DSL will keep speeding up
A typical VoIP call requires an upstream data supply of about 100 kbps, while today's DSL connections offer between 128 kbps and 392 kbps. Deutsche Telekom is planning to double download speeds to 6 megabits per second across Germany by the middle of this year and speed things up to 25 mbps in some major German cities by 2006.
"Voice over IP already has the quality of analog phones," Krug of AVM said. "Now, by increasing bandwidth, we are able to improve the quality even more."
VoIP works by encoding a caller's voice into digital data then breaking the information into small packets and sending them through the Internet to be correctly decoded at the other end by the person receiving the call.
New phones for non-tech types
Along with lower costs, better quality has taken VoIP from the domain of a few computer geeks when it first emerged about 10 years ago to the general public.
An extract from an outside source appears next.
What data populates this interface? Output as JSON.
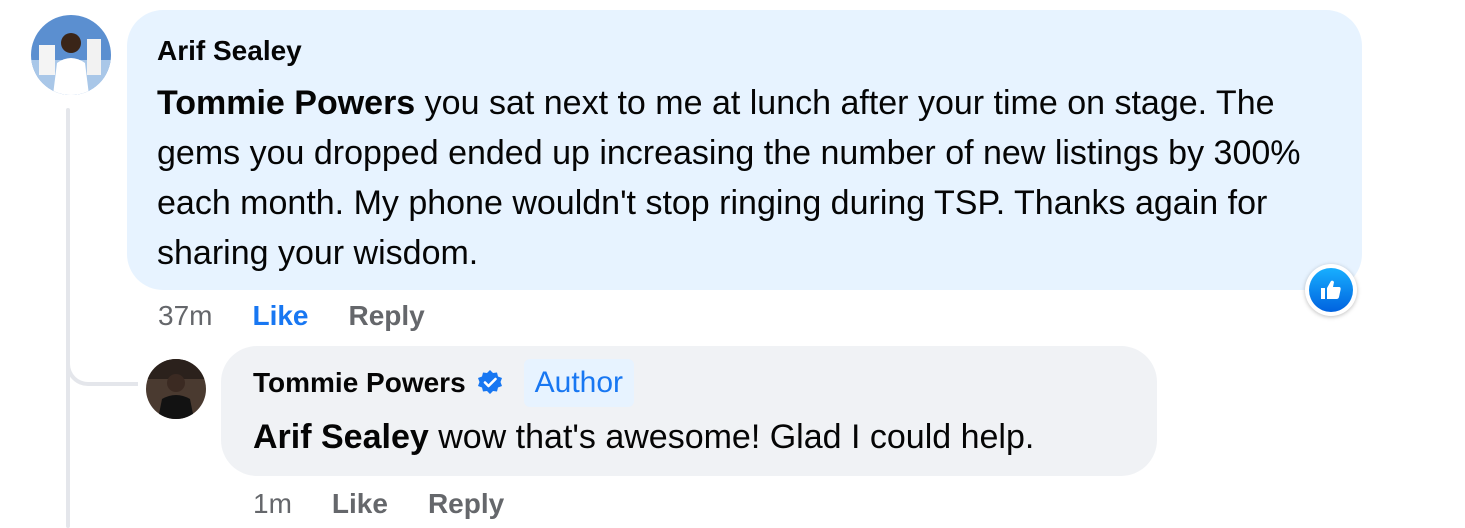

At CeBIT, AVM and other telecommunications companies are looking for ways to make Internet telephony easier for customers to use. The new high-tech phones now resemble their analog counterparts in all but the type of cable that is plugged in and the phone bill that comes at the end of the month.
"I don't notice any difference in quality between VoIP and an analog phone," said T-Systems Lachmann, who uses a DSL connection to make his phone calls. "Except, of course, that my phone bill is a lot lower."